The execution time to run the model is 3.67 seconds.

Now let’s introduce Dataflow. We’ll place the blocks representing the algorithm into a subsystem and set the domain to Dataflow (Figure 4).

Figure 4. Dataflow enabled on the radio model with a single-channel audio input. 

The Dataflow assistant displays suggested model setting changes (Figure 5). 

Figure 5. Dataflow assistant showing suggested changes to model settings. 

One change recommended by the assistant is to add latency. Latency is typically added to a model when Dataflow identifies an opportunity for parallelism to increase throughput. The delays added along the signal lines are indicated with a z-n label.

We accept the changes and save the model with Dataflow enabled as mono_radiomodel_dataflow.

We then measure the execution time of the new subsystem using the same tic-toc commands that we used before.

modelname = 'mono_radiomodel_dataflow';
simData2 = sim(modelname);
t_Dataflow = toc

The execution time with Dataflow enabled is 2.5 seconds, which is 1.7 times faster than normal, single-thread execution. The speedup is due to the compiler optimizations, model settings changes, and latency added by Dataflow.

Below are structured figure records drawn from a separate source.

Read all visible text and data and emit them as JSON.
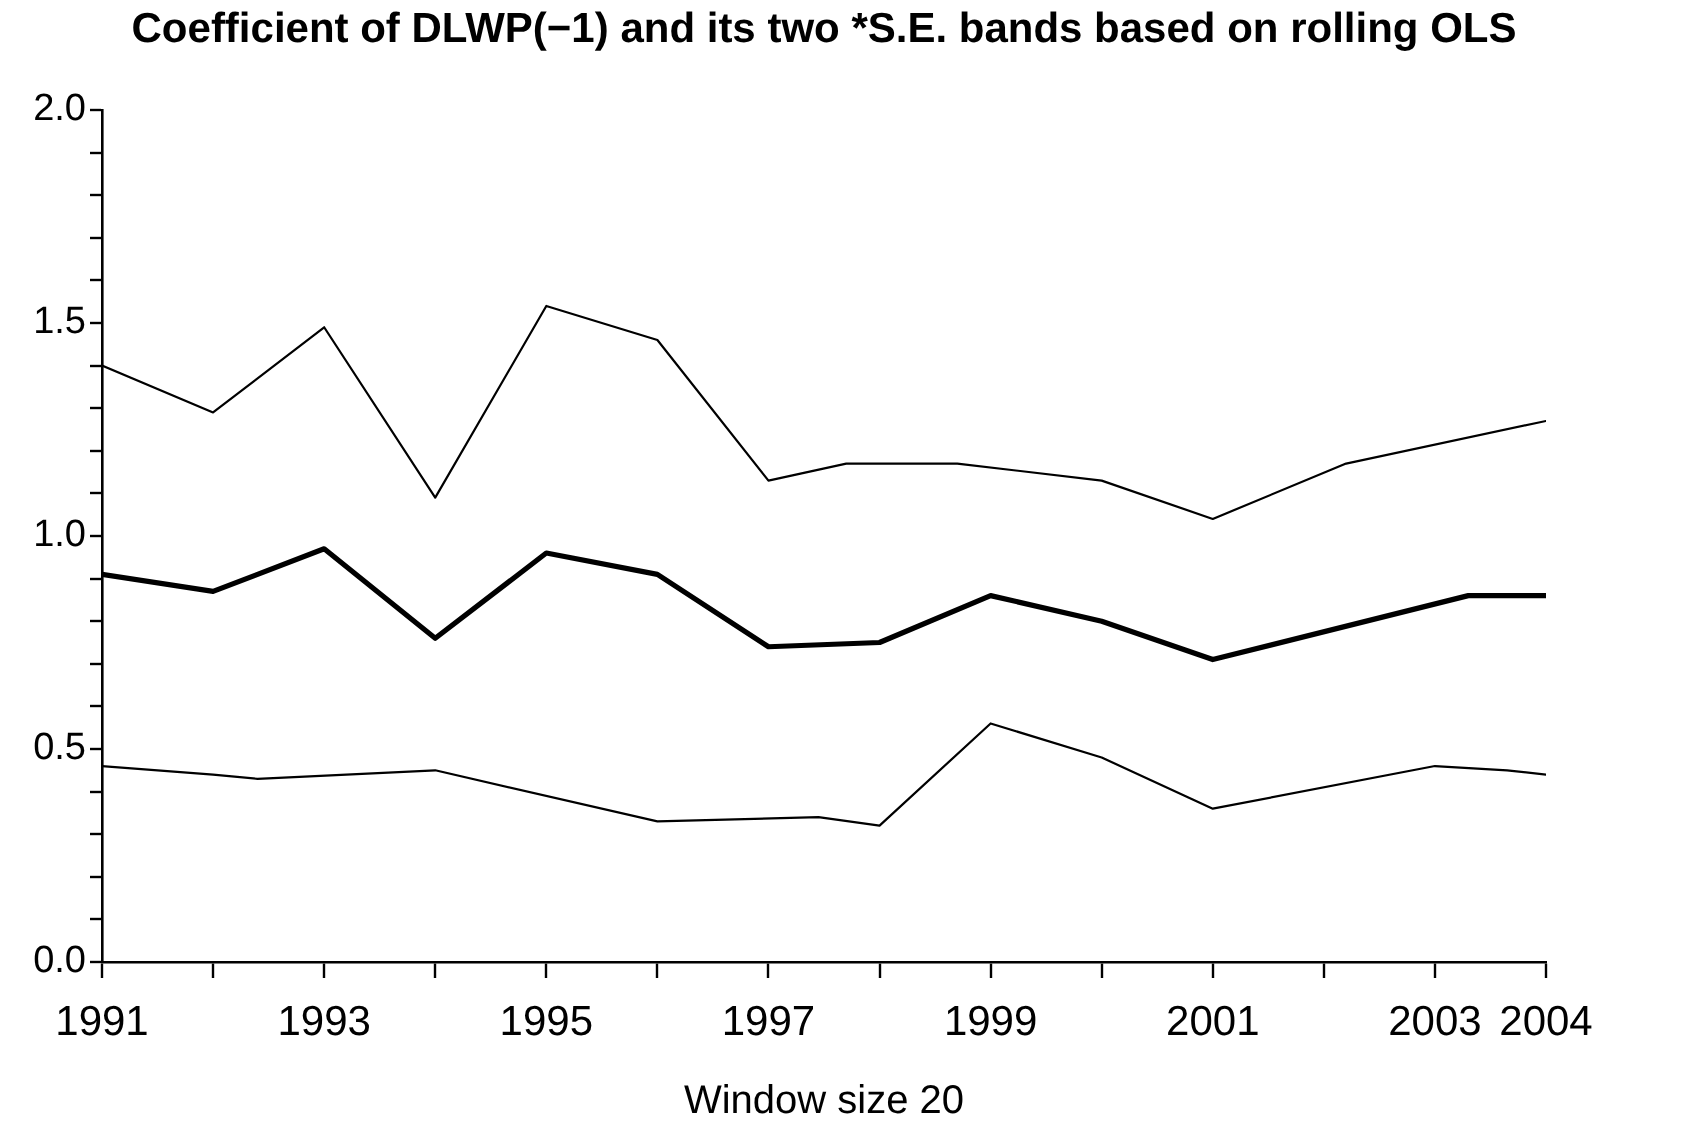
{
  "chart_data": {
    "type": "line",
    "title": "Coefficient of DLWP(−1) and its two *S.E. bands based on rolling OLS",
    "xlabel": "Window size 20",
    "series": [
      {
        "color": "#000000",
        "x": [
          1991,
          1992,
          1993,
          1994,
          1995,
          1996,
          1997,
          1998,
          1999,
          2000,
          2001,
          2003.3,
          2004
        ],
        "values": [
          0.91,
          0.87,
          0.97,
          0.76,
          0.96,
          0.91,
          0.74,
          0.75,
          0.86,
          0.8,
          0.71,
          0.86,
          0.86
        ]
      },
      {
        "color": "#000000",
        "x": [
          1991,
          1992,
          1993,
          1994,
          1995,
          1996,
          1997,
          1997.7,
          1998.7,
          2000,
          2001,
          2002.2,
          2004
        ],
        "values": [
          1.4,
          1.29,
          1.49,
          1.09,
          1.54,
          1.46,
          1.13,
          1.17,
          1.17,
          1.13,
          1.04,
          1.17,
          1.27
        ]
      },
      {
        "color": "#000000",
        "x": [
          1991,
          1992,
          1992.4,
          1994,
          1996,
          1997.45,
          1998,
          1999,
          2000,
          2001,
          2003,
          2003.65,
          2004
        ],
        "values": [
          0.46,
          0.44,
          0.43,
          0.45,
          0.33,
          0.34,
          0.32,
          0.56,
          0.48,
          0.36,
          0.46,
          0.45,
          0.44
        ]
      }
    ],
    "xlim": [
      1991,
      2004
    ],
    "xticks": [
      1991,
      {
        "value": 1992,
        "label": null
      },
      1993,
      {
        "value": 1994,
        "label": null
      },
      1995,
      {
        "value": 1996,
        "label": null
      },
      1997,
      {
        "value": 1998,
        "label": null
      },
      1999,
      {
        "value": 2000,
        "label": null
      },
      2001,
      {
        "value": 2002,
        "label": null
      },
      2003,
      2004
    ],
    "ylim": [
      0,
      2
    ],
    "yticks": [
      {
        "value": 0,
        "label": "0.0"
      },
      {
        "value": 0.1,
        "label": null
      },
      {
        "value": 0.2,
        "label": null
      },
      {
        "value": 0.3,
        "label": null
      },
      {
        "value": 0.4,
        "label": null
      },
      {
        "value": 0.5,
        "label": "0.5"
      },
      {
        "value": 0.6,
        "label": null
      },
      {
        "value": 0.7,
        "label": null
      },
      {
        "value": 0.8,
        "label": null
      },
      {
        "value": 0.9,
        "label": null
      },
      {
        "value": 1,
        "label": "1.0"
      },
      {
        "value": 1.1,
        "label": null
      },
      {
        "value": 1.2,
        "label": null
      },
      {
        "value": 1.3,
        "label": null
      },
      {
        "value": 1.4,
        "label": null
      },
      {
        "value": 1.5,
        "label": "1.5"
      },
      {
        "value": 1.6,
        "label": null
      },
      {
        "value": 1.7,
        "label": null
      },
      {
        "value": 1.8,
        "label": null
      },
      {
        "value": 1.9,
        "label": null
      },
      {
        "value": 2,
        "label": "2.0"
      }
    ]
  }
}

However, the model was executed on just one thread, and the speedup is not significant. This is because most of the computational load is concentrated in the up- and down-converter blocks. Dataflow works best when the computational load is spread across the model, providing more opportunities to create parallel threads. In the next section, we extend our model and show how implementing Dataflow further improves simulation performance.

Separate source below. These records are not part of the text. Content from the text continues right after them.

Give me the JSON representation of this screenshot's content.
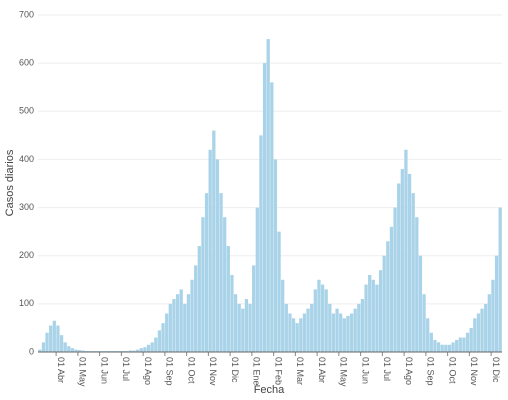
{
  "chart_data": {
    "type": "bar",
    "x_label": "Fecha",
    "y_label": "Casos diarios",
    "color": "#a9d3e8",
    "categories": [
      null,
      null,
      null,
      null,
      null,
      "01 Abr",
      null,
      null,
      null,
      null,
      null,
      "01 May",
      null,
      null,
      null,
      null,
      null,
      "01 Jun",
      null,
      null,
      null,
      null,
      null,
      "01 Jul",
      null,
      null,
      null,
      null,
      null,
      "01 Ago",
      null,
      null,
      null,
      null,
      null,
      "01 Sep",
      null,
      null,
      null,
      null,
      null,
      "01 Oct",
      null,
      null,
      null,
      null,
      null,
      "01 Nov",
      null,
      null,
      null,
      null,
      null,
      "01 Dic",
      null,
      null,
      null,
      null,
      null,
      "01 Ene",
      null,
      null,
      null,
      null,
      null,
      "01 Feb",
      null,
      null,
      null,
      null,
      null,
      "01 Mar",
      null,
      null,
      null,
      null,
      null,
      "01 Abr",
      null,
      null,
      null,
      null,
      null,
      "01 May",
      null,
      null,
      null,
      null,
      null,
      "01 Jun",
      null,
      null,
      null,
      null,
      null,
      "01 Jul",
      null,
      null,
      null,
      null,
      null,
      "01 Ago",
      null,
      null,
      null,
      null,
      null,
      "01 Sep",
      null,
      null,
      null,
      null,
      null,
      "01 Oct",
      null,
      null,
      null,
      null,
      null,
      "01 Nov",
      null,
      null,
      null,
      null,
      null,
      "01 Dic",
      null,
      null
    ],
    "values": [
      5,
      20,
      40,
      55,
      65,
      55,
      35,
      20,
      12,
      8,
      5,
      4,
      3,
      2,
      2,
      2,
      2,
      2,
      2,
      2,
      2,
      2,
      2,
      2,
      2,
      3,
      3,
      5,
      8,
      10,
      15,
      20,
      30,
      45,
      60,
      80,
      100,
      110,
      120,
      130,
      100,
      120,
      150,
      180,
      220,
      280,
      330,
      420,
      460,
      400,
      330,
      280,
      220,
      160,
      120,
      100,
      90,
      110,
      100,
      180,
      300,
      450,
      600,
      650,
      560,
      400,
      250,
      150,
      100,
      80,
      70,
      60,
      70,
      80,
      90,
      100,
      130,
      150,
      140,
      130,
      100,
      80,
      90,
      80,
      70,
      75,
      80,
      90,
      100,
      110,
      140,
      160,
      150,
      140,
      170,
      200,
      230,
      260,
      300,
      350,
      380,
      420,
      370,
      330,
      280,
      200,
      120,
      70,
      40,
      25,
      20,
      15,
      15,
      15,
      20,
      25,
      30,
      30,
      40,
      50,
      70,
      80,
      90,
      100,
      120,
      150,
      200,
      300
    ],
    "ylim": [
      0,
      700
    ],
    "yticks": [
      0,
      100,
      200,
      300,
      400,
      500,
      600,
      700
    ],
    "grid": true
  }
}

Working with Larger Models

We increase the computational complexity of the model by introducing a multichannel audio input signal. This doubles the amount of data that needs to be processed and gives Dataflow more avenues to optimize simulation performance. Figure 6 shows the model modified with a stereo audio, which takes 18.6 seconds to run. By enabling the signal dimensions information overlay, we see that the signal input does indeed have two audio channels.

Figure 6. Radio model with a stereo input multichannel audio signal.

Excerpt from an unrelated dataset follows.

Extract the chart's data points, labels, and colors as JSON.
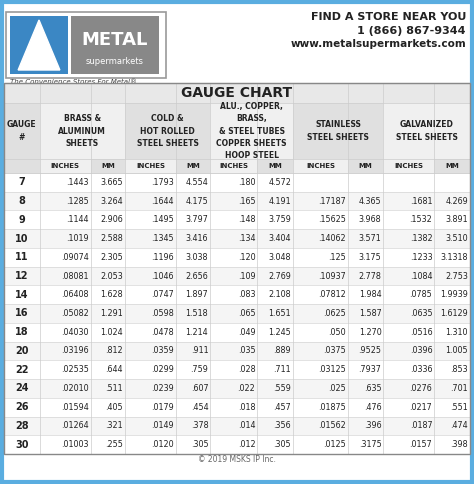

After turning on Dataflow and rerunning the model, we observe an execution time of 4.5 seconds—an almost four-fold speedup—with the model being run on five concurrent threads (Figure 7).

Figure 7. Dataflow assistant showing the latency and number of threads for model execution.

Multithreaded Code Generation with Dataflow

Dataflow supports both single-core and multicore C/C++ code generation with Simulink Coder™ and Embedded Coder®. You first enable the Allow tasks to be executed concurrently on target parameter in the Solver pane of the Simulink model and then generate code using Ctrl + B. Code generated for desktop targets is multithreaded via OpenMP. Code generated for Embedded Coder targets is multithreaded via POSIX.

Figure 8 shows OpenMP C code generated from our radio model, including concurrent tasks created by Dataflow.

Figure 8. Multithreaded code generated with Dataflow and OpenMP.

Limitations of Dataflow

While Dataflow helps speed up most simulations, it might not be applicable to all models—for example, smaller, less complex models or models with the computational load concentrated in a few blocks. In these cases, the speed-up achieved by Dataflow does not offset the overheads needed to synchronize and execute the model on parallel threads. As the radio model example showed, Dataflow does best when the computational load is spread evenly across the model, because an evenly spread load provides more opportunities to partition the model for parallel execution.

In terms of modeling limitations, as of Release 2020b Dataflow does not support continuous blocks, variable-sized signals, or virtual Simulink buses for multithreaded simulation.


The Dataflow domain lets you identify modeling patterns in a Simulink model that can be distributed into multiple threads and executed in parallel. This approach takes advantage of the processing power available on the host CPU, optimizes throughput, and reduces model simulation time. The Dataflow domain is most effective when the computational load is spread out across the model so that parallelism can be introduced, and it works only with discrete signals. 

1 All simulations were run on a Windows® desktop computer with Intel® Xeon® CPU W-2133 @ 3.6 GHz 6 Cores 12 threads processor.